A Map for the Missing(84)
“Yes. All real numbers are complex numbers.”
It was an obvious insight that the rest of the class quickly moved on from, but Yitian had continued to ponder this model for the rest of the day. In it, he discovered a language to explain all the people he lived with, those who followed him and seemed cleaved off from his very self, invisible to the eye. As if another axis itself rose from him, extending far off into the past, and would continue to extend forever toward the future. He walked with their knowledge and weight, so that if he were to think of himself, it would be something like this:
The model satisfied him. In the years since he’d come to Beijing, studying math had slowly cemented itself into his life and become an unchangeable truth of it, one he no longer fought against. At times he wondered who he would have become had he been allowed to continue studying history, but by now this fantasy seemed so far away that he couldn’t imagine the details of how it would manifest. In his years at the university, he’d heard stories about the history department, of how certain events were left out of classes and professors dodged questions they didn’t have the official language to answer. He understood what the dean had meant when he’d refused Yitian’s request to join the department.
There had been no moment in which he discovered he loved math, not at all like the night in his youth when he became enraptured with his grandfather’s stories. The steady accumulation of knowledge simply settled to become the factual sediment of his mind. He often caught himself thinking of everyday things within the mathematical frameworks he’d been taught, and then he would be surprised with how instinctual it had become to him.
He’d also found a certain relief in the numbers. Putting the pieces of these equations together was so different from anything he’d ever done before that it was as if he were entering into a new, fresh room of his life, one with its door closed against all the mistakes of the past. His math classes allowed him to create knowledge of his own—writing proofs, designing models—in a way that he’d never experienced in any other discipline, not even history. History had been his grandfather’s knowledge, passed down to him, but mathematics felt like stumbling upon an ancient text in a library, one that no one else had ever seen before.
He reached the end of his cigarette. He stamped it out onto the ground and noticed that the group of girls was staring at him.
“Excuse me, comrade . . . ,” he heard a voice call out. One of the girls from the circle was walking toward him. She marched with purpose, as if he’d taken something from her.
“You were leaving. Can I walk with you for a bit?” she asked. She had the rolling accent of a Beijinger, so he’d been right that they were locals. Her voice was loud, as if she were performing in a play. The two girls behind her laughed hysterically with their hands over their mouths, gripping each other’s arms to manage their shaking bodies.
So her friends had sent her to make fun of him for their amusement. Normally, this would have embarrassed him—a reminder of his fundamental difference, that he was still an unmannered country boy teased by the city dwellers—but tonight the mood left by the dance made him too calm to care.
He was surprised when she continued to speak, her voice quieter this time as she turned toward him and said, “They dared me to come talk to you. But there’s something I want to ask you about. Will you say yes?”
There was something different in the way she said this sentence, her voice stripped of the act, which made him agree.
“He’s asked me to go on a walk with him,” she announced, turning her head back to face her friends. He was wondering if he’d been tricked into some elaborate game, when she turned back to him and added, again in the low voice he was not sure why he trusted, “Sorry. I have to say something to explain to them.” And then back to her friends. “Don’t wait for me! We’ll pass by my home.”
This final statement made the girls’ laughs ascend to their highest pitch yet. As they walked away, the sounds of their squeals reminded Yitian of the way cats screamed in heat.

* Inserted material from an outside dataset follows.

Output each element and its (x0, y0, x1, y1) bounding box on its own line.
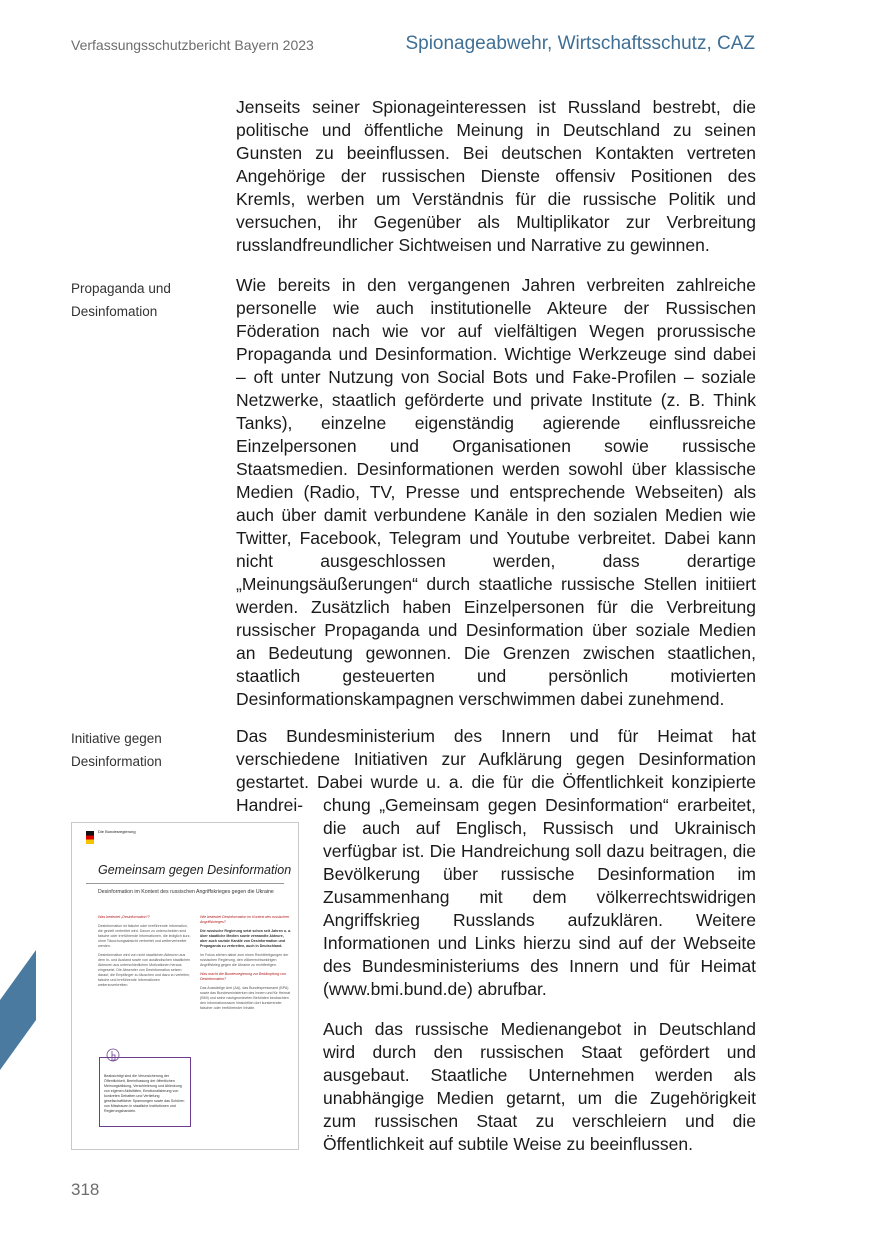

“Should we go by the lake, then?” she said briskly, as if there were no question about it. He liked how Beijingers reminded him of the people from his village in how straightforward they were.
They walked quietly by the lake for a while. During the daytime, the paths and benches around the water were busy with people exercising and students studying, but this late on a weekend the only others were lonely wanderers and couples who’d snuck out together. It was the singular time of the week he could access quiet, so he looked forward to these evenings when everyone else went to the dances and he walked around the lake alone. In his dorm room, no word could be spoken without inhaling the thick air of so many young boys’ bodies cramped together; no feeling, even loneliness, could be experienced in solitude.
The remnants of music from the dances, the drawn-out strings of the waltzes and dull thumping of the discos, floated to them, but the notes seemed like those of a faraway world. While they walked, they could hear, seated at the benches or tumbling from the bushes, the low, suggestive mumbling of boys and the flirtatious pitch that girls’ voices took on in response. To sneak out on a cold night like this would have required a particular amount of determination.
“You don’t remember me, do you?” the girl asked after they’d walked for some minutes. Her breath formed a cloud in the air.